Labastide-Murat lijkt op de kaart een iets groter dorp. Er is een café. De baas maakt een sudoku aan het enige tafeltje buiten voor de zaak. Ik ga binnen zitten voor mijn middagthee. Vandaag neem ik er een tosti bij. Ze hebben eenvoudige witte tafels hier; daarop zijn foto’s op ansichtkaartformaat van filmsterren en zangers en zangeressen geplakt met fotohoekjes. Het zijn allemaal zwartfoto’s uit de jaren vijftig en zestig. Bovenop de tafels ligt een glasplaat. Leuk idee. Aan de muren hangen ook zwart/witfoto’s. Deze zijn groter en ingelijst. Ik zie Serge Gainsburg, Jacques Higelin en Juiliet Greco.

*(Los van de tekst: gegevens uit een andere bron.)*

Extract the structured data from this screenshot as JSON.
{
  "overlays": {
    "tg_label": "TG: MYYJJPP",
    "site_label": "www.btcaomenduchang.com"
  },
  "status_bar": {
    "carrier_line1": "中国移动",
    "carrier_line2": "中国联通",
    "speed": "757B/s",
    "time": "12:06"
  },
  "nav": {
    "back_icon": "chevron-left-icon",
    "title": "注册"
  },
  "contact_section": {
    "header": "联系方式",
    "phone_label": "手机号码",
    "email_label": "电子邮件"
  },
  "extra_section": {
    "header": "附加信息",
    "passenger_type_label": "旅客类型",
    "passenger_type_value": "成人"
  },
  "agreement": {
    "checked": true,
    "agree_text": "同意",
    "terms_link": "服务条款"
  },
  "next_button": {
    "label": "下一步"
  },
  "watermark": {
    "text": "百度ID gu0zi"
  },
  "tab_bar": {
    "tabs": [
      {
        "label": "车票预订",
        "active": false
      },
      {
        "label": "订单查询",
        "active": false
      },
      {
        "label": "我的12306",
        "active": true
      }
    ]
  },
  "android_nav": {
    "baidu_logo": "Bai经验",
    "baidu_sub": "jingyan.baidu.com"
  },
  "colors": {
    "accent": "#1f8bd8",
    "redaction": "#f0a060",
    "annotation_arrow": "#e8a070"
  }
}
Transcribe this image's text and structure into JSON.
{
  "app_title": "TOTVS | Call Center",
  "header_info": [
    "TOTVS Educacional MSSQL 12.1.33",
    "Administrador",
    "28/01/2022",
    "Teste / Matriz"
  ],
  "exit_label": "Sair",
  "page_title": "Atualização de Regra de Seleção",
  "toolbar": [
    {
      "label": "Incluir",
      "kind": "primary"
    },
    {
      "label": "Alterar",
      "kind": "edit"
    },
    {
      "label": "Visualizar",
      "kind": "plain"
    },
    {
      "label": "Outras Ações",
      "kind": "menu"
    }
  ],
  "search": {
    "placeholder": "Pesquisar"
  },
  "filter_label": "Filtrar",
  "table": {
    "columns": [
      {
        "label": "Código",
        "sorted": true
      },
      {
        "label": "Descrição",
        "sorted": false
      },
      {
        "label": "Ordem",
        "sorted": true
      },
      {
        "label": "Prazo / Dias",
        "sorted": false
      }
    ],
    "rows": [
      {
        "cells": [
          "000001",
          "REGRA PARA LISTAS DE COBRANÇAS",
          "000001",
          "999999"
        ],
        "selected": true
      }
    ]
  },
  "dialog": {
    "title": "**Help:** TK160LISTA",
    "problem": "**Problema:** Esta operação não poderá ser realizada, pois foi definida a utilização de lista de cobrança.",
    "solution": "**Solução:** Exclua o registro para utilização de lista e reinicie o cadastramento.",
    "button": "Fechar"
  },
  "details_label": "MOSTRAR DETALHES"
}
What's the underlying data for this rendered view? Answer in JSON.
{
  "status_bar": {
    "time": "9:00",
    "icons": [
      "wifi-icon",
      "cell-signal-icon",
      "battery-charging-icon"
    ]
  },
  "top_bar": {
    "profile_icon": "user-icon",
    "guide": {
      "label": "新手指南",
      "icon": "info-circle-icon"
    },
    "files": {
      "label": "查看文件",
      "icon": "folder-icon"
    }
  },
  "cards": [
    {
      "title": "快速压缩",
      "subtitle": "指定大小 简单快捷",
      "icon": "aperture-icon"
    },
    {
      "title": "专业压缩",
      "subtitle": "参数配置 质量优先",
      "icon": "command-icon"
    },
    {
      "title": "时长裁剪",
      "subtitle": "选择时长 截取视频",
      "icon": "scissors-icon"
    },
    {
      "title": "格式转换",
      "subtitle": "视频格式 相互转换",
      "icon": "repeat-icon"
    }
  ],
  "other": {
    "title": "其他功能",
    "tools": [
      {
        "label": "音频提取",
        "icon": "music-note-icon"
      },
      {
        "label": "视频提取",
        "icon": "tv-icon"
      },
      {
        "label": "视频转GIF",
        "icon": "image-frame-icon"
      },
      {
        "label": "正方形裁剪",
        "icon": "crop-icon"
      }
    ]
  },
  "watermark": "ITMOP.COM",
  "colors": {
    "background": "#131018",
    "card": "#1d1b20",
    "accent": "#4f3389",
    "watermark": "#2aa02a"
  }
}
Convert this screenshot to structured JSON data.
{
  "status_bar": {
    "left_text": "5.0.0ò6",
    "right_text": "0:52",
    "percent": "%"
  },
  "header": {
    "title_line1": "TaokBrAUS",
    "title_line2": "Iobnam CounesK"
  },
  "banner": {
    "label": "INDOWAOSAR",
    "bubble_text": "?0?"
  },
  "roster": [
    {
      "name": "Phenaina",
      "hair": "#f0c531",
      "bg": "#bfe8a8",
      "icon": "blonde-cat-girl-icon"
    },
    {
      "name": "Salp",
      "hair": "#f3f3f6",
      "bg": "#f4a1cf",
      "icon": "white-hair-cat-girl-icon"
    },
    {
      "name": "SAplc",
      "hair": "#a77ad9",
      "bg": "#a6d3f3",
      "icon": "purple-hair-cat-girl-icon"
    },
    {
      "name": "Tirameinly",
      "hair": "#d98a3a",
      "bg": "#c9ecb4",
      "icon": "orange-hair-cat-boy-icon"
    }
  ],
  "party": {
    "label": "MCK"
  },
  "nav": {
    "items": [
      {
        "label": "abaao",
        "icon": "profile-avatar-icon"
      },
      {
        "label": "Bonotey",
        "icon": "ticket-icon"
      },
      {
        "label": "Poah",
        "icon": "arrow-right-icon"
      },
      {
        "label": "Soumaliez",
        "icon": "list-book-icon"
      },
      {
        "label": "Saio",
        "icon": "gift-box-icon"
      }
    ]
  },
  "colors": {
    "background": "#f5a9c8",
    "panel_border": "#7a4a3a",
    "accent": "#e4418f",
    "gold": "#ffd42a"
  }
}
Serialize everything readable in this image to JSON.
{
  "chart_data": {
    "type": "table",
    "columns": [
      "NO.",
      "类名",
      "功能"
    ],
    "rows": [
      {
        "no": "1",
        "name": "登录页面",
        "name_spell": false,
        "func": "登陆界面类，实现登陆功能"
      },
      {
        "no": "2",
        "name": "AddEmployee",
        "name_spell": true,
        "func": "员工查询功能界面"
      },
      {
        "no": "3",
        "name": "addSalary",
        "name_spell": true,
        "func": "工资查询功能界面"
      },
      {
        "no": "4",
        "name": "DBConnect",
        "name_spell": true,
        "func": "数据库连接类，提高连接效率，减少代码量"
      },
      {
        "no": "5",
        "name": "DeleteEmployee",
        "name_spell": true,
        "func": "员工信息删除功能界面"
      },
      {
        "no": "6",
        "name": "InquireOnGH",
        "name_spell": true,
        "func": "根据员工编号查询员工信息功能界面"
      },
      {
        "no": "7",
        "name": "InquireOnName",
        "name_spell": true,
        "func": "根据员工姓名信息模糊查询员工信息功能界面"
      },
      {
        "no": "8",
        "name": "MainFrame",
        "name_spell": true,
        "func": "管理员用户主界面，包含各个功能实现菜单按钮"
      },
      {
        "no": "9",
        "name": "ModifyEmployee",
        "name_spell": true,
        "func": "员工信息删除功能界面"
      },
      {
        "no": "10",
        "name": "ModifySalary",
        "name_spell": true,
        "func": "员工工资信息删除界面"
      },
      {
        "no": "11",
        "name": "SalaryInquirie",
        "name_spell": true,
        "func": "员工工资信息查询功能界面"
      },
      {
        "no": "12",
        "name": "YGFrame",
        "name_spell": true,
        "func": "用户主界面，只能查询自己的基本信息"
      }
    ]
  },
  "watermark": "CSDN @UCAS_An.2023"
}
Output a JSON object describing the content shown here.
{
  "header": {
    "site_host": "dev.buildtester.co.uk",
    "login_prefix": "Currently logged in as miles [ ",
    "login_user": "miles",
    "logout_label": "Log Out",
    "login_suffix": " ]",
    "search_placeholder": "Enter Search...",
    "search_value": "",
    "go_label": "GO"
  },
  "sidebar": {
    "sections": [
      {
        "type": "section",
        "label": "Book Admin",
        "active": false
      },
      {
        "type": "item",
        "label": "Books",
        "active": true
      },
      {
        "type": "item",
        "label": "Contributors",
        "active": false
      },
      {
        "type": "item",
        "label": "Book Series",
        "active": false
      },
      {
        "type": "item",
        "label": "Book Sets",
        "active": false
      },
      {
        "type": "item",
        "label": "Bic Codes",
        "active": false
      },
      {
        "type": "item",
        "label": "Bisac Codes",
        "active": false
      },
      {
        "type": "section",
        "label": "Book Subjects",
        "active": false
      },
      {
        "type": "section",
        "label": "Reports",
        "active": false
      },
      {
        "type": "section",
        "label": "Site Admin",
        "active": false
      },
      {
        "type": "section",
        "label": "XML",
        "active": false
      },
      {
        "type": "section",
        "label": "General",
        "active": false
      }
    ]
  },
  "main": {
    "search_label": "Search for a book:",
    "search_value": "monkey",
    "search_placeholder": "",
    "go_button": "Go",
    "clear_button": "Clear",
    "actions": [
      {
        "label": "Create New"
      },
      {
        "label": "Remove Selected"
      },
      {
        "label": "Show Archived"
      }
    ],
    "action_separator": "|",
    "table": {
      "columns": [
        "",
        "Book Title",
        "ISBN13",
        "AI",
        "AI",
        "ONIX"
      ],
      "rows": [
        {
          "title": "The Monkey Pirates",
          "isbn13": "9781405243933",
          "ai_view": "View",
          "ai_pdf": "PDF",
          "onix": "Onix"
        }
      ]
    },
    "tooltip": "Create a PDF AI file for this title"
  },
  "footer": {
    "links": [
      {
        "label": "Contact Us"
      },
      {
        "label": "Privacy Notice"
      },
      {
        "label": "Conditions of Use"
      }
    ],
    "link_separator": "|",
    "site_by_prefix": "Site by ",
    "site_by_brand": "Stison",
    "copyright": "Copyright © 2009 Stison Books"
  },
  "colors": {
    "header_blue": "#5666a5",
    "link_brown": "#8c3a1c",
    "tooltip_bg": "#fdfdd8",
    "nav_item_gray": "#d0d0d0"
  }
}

Vandaag hoor ik verschillende keren een koekoek. Eerdere dagen hoorde ik er geen of het viel me niet op. Ik zal de volgende dagen opletten of hij me volgt.

Rocamadour is een leuk stadje, maar het is een beetje Valkenburgachtig. Heel veel eettentjes, prullaria winkeltjes en souvenirzaakjes en natuurlijk lopen er hier heel veel toeristen door de smalle hoofdstraat.

Als ik ’s avonds in een restaurant zit voor mijn avondeten vraagt een groep Nederlandse Lourdesgangers stilte en gaat staan. Ik denk: wat een vrome mensen. Het duurt wel erg lang hun gebed. Ze sluiten af met een stukje van het Wilhelmus. Omdat het zolang duurde en ik op mijn horloge zag dat het 20 uur is, ging er bij mij al een lichtje branden. Het is 4 mei.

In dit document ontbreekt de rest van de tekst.